Of the other finalists in this category, only The Dervish House by Ian McDonald is in the same league as Jemisin's novel. The Dervish House is a very good book and I wouldn't be upset if it wins. However, it is not McDonald's best book – which is easily Brasyl – and The Dervish House is also not as original or thought-provoking as The Hundred Thousand Kingdoms.
Then we come to the usual books with make up the rest of this year's finalists. The double novel Blackout/All Clear by Connie Willis recently won both the Nebula and Locus Awards, so obviously it's a favorite for also winning the Hugo. However, for the life of my I can't understand why, aside from the fact that Willis is well-loved in our genre and hasn't published a novel in almost a decade. Unfortunately, Blackout/All Clear is not her best work and reads as if the books should have been edited down into one novel.
Cryoburn by Lois McMaster Bujold is another usual book. It's a fun read, being a continuation of her well-known Vorkosigan Saga. If you've read the entire saga, then you'll know what to expect with this book.
The same with Feed by Mira Grant, although obviously this book is not part of a long-running series. Instead, Feed plays off our continuing love affair with zombies while throwing in a good bit about how social media is going to change our world. Unfortunately, it's not a startling idea that social media is going to change our world, and while Feed is a very good read it still feels very much like a usual novel.
I challenge anyone to tell me why The Hundred Thousand Kingdoms isn't the best novel among this year's finalists. This doesn't mean I'm saying the other finalists are bad novels. But none of them, with the possible exception of The Dervish House by Ian McDonald, is worthy of winning over The Hundred Thousand Kingdoms.

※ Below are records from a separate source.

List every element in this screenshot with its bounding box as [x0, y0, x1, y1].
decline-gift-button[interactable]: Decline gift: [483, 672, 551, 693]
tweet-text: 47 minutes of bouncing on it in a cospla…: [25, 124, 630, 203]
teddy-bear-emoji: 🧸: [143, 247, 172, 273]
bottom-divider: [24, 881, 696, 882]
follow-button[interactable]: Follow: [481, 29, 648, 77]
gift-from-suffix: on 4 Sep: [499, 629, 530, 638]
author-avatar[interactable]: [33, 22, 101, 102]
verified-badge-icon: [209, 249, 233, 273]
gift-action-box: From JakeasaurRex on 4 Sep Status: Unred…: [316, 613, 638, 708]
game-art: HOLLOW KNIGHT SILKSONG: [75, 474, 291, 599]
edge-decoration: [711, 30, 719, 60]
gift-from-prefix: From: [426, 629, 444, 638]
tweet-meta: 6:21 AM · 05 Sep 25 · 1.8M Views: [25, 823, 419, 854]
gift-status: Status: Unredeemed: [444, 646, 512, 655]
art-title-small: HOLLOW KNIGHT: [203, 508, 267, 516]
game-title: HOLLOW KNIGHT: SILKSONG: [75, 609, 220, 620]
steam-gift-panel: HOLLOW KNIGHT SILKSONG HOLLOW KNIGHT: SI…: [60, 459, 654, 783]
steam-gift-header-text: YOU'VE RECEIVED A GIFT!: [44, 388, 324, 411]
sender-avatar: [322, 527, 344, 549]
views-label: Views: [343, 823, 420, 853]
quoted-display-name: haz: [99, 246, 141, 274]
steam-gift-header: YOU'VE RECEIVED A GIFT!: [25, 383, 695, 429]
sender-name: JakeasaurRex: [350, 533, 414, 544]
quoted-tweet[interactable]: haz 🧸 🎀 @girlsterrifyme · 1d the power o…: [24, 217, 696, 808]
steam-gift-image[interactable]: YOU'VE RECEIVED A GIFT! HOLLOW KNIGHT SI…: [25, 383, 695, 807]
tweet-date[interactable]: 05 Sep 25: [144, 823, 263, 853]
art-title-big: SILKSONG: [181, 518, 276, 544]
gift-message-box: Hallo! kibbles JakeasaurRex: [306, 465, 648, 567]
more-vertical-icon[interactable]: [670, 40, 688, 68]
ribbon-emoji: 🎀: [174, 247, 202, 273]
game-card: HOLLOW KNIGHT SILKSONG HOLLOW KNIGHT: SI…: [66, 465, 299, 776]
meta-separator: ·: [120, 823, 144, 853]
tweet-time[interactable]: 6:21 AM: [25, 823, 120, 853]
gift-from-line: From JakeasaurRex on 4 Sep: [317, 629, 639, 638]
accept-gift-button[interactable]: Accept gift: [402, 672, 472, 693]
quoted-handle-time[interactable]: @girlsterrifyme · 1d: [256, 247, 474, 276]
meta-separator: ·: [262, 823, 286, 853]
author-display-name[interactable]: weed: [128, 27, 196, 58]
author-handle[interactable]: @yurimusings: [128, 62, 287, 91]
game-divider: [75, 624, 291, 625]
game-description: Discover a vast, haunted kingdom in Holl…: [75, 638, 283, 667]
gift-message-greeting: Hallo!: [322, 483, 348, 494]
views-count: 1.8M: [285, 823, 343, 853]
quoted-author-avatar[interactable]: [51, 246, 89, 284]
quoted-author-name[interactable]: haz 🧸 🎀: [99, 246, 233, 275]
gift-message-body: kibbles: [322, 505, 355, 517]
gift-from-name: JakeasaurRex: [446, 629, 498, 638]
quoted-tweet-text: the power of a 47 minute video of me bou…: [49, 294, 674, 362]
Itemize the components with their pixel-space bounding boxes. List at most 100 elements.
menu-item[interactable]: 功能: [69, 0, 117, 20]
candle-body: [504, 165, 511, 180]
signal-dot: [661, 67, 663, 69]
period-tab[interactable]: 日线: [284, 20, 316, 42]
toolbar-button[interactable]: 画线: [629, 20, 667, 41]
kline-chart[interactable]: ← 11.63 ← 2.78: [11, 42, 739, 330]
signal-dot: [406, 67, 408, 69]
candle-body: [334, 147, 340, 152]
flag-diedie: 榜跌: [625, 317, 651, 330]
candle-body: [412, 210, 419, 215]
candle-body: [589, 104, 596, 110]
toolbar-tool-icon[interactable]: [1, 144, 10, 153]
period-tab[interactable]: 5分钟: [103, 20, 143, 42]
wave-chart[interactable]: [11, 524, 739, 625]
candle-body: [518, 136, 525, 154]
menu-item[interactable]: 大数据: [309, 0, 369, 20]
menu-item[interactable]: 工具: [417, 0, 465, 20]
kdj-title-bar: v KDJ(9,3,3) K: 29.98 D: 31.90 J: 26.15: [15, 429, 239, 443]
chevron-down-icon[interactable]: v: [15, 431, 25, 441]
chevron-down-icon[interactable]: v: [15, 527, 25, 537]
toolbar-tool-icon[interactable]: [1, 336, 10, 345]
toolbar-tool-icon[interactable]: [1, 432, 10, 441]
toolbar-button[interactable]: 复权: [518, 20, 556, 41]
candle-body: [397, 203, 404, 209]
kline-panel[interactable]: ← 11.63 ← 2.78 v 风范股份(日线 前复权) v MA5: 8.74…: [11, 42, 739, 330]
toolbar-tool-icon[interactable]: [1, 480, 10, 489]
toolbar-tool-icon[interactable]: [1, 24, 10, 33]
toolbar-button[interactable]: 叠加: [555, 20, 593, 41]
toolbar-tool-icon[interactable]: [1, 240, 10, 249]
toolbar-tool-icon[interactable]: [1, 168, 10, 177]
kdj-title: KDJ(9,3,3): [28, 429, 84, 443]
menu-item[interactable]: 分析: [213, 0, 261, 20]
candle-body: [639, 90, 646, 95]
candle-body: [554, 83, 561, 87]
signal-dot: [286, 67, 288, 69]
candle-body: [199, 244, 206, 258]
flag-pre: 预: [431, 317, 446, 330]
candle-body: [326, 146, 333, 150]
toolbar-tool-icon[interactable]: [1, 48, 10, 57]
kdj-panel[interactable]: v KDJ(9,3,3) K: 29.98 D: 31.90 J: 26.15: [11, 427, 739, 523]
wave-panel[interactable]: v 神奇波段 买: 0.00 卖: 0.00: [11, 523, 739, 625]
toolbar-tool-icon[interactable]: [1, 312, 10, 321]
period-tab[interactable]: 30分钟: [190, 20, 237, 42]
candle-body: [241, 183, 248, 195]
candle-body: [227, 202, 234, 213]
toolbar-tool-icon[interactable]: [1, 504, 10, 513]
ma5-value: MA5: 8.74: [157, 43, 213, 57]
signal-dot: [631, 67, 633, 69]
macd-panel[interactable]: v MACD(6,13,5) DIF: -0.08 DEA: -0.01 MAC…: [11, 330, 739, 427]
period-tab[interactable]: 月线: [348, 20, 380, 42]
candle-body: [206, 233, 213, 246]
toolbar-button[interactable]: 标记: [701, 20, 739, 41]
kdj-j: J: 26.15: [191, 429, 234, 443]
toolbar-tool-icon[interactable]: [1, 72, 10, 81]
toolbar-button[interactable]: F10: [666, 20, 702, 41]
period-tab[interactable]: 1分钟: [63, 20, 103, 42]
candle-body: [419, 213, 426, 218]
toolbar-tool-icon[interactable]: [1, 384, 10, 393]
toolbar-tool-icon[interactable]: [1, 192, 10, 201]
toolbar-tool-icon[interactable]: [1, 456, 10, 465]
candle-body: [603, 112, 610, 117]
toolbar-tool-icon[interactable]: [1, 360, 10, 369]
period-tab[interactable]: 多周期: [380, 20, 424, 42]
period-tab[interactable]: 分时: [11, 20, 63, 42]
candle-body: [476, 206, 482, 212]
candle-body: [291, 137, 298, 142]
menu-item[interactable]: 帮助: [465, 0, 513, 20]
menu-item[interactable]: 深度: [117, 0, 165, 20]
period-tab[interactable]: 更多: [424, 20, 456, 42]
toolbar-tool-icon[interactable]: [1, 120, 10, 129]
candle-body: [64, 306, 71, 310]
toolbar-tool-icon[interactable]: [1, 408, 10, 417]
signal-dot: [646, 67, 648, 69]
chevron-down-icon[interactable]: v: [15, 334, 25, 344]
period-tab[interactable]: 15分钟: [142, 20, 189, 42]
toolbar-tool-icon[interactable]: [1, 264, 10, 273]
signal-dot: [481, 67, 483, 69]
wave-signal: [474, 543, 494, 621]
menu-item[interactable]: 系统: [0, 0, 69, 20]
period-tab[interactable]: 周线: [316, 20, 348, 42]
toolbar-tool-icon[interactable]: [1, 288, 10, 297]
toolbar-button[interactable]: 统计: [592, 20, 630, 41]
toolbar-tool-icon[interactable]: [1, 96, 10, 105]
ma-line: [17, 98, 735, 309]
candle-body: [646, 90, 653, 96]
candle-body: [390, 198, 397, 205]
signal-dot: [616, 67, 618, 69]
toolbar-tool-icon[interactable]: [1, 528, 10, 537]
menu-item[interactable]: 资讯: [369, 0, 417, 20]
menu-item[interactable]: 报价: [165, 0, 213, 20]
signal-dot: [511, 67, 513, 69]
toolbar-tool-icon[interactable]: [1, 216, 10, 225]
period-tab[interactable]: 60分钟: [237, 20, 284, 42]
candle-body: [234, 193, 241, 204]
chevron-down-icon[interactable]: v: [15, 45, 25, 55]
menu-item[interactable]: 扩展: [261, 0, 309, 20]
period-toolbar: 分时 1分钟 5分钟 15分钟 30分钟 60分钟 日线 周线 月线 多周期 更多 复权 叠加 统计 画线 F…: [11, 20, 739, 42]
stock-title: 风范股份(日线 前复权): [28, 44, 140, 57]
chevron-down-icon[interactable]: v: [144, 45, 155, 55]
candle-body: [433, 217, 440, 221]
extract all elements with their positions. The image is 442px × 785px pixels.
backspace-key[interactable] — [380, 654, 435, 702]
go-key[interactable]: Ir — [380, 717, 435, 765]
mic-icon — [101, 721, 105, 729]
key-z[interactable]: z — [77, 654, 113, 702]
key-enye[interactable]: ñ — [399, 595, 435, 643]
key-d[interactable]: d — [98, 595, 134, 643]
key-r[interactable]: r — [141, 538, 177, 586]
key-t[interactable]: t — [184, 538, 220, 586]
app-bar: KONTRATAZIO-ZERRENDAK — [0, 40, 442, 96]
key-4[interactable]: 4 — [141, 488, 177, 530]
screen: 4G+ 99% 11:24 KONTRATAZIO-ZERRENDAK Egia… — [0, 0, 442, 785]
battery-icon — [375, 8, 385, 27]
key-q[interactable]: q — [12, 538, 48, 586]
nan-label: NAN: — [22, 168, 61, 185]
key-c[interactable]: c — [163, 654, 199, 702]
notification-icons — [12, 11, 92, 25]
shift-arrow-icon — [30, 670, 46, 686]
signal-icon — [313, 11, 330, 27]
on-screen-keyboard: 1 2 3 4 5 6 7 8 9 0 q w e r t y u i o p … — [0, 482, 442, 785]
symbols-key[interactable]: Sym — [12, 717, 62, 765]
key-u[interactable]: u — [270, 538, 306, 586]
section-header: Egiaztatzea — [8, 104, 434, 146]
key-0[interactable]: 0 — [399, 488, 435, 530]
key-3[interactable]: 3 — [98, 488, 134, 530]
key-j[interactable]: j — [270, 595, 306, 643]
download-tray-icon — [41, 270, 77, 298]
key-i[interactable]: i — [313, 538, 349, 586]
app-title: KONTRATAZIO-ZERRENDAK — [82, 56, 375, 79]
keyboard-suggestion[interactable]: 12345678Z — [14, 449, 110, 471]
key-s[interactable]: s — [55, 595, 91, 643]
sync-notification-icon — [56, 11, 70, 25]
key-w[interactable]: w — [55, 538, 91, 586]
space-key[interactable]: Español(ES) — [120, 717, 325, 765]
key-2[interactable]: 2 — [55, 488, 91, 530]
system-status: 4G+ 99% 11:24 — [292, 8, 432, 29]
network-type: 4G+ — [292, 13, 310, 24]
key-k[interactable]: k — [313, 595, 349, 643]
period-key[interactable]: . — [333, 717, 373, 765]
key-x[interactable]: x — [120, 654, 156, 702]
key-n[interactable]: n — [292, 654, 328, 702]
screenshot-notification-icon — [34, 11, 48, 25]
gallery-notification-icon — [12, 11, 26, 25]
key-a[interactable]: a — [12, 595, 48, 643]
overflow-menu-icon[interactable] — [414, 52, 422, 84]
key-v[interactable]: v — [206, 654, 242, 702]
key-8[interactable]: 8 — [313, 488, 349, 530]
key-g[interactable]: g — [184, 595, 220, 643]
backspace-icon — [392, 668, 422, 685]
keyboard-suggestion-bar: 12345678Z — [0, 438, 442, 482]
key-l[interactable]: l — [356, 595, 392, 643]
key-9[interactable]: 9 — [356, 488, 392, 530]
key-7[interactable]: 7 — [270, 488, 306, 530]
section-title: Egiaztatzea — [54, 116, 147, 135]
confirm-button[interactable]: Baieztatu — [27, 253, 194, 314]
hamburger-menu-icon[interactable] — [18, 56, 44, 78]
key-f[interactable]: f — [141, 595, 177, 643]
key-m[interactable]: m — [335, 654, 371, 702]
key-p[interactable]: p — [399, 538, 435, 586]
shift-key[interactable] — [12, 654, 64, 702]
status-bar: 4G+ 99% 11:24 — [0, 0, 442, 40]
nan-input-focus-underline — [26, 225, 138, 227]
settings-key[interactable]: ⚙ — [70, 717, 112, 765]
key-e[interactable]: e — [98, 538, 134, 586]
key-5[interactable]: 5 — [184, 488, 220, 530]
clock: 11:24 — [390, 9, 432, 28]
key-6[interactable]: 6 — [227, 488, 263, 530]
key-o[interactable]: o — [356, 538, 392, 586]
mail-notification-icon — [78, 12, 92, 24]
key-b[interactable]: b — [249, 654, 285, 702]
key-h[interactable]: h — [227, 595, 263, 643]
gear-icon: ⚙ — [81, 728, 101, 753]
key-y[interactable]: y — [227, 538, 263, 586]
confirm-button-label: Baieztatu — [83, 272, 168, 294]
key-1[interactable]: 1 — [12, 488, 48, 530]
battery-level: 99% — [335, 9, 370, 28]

But don't take my word for it. If you're an attending, young adult, or supporting member of this year's World Science Fiction Convention, check out N.K. Jemisin's The Hundred Thousand Kingdoms. Hell, read all the novels, which are available as downloadable packets on the Renovation website (but you'll need your password to access them). And remember – the deadline to vote is Sunday, July 31.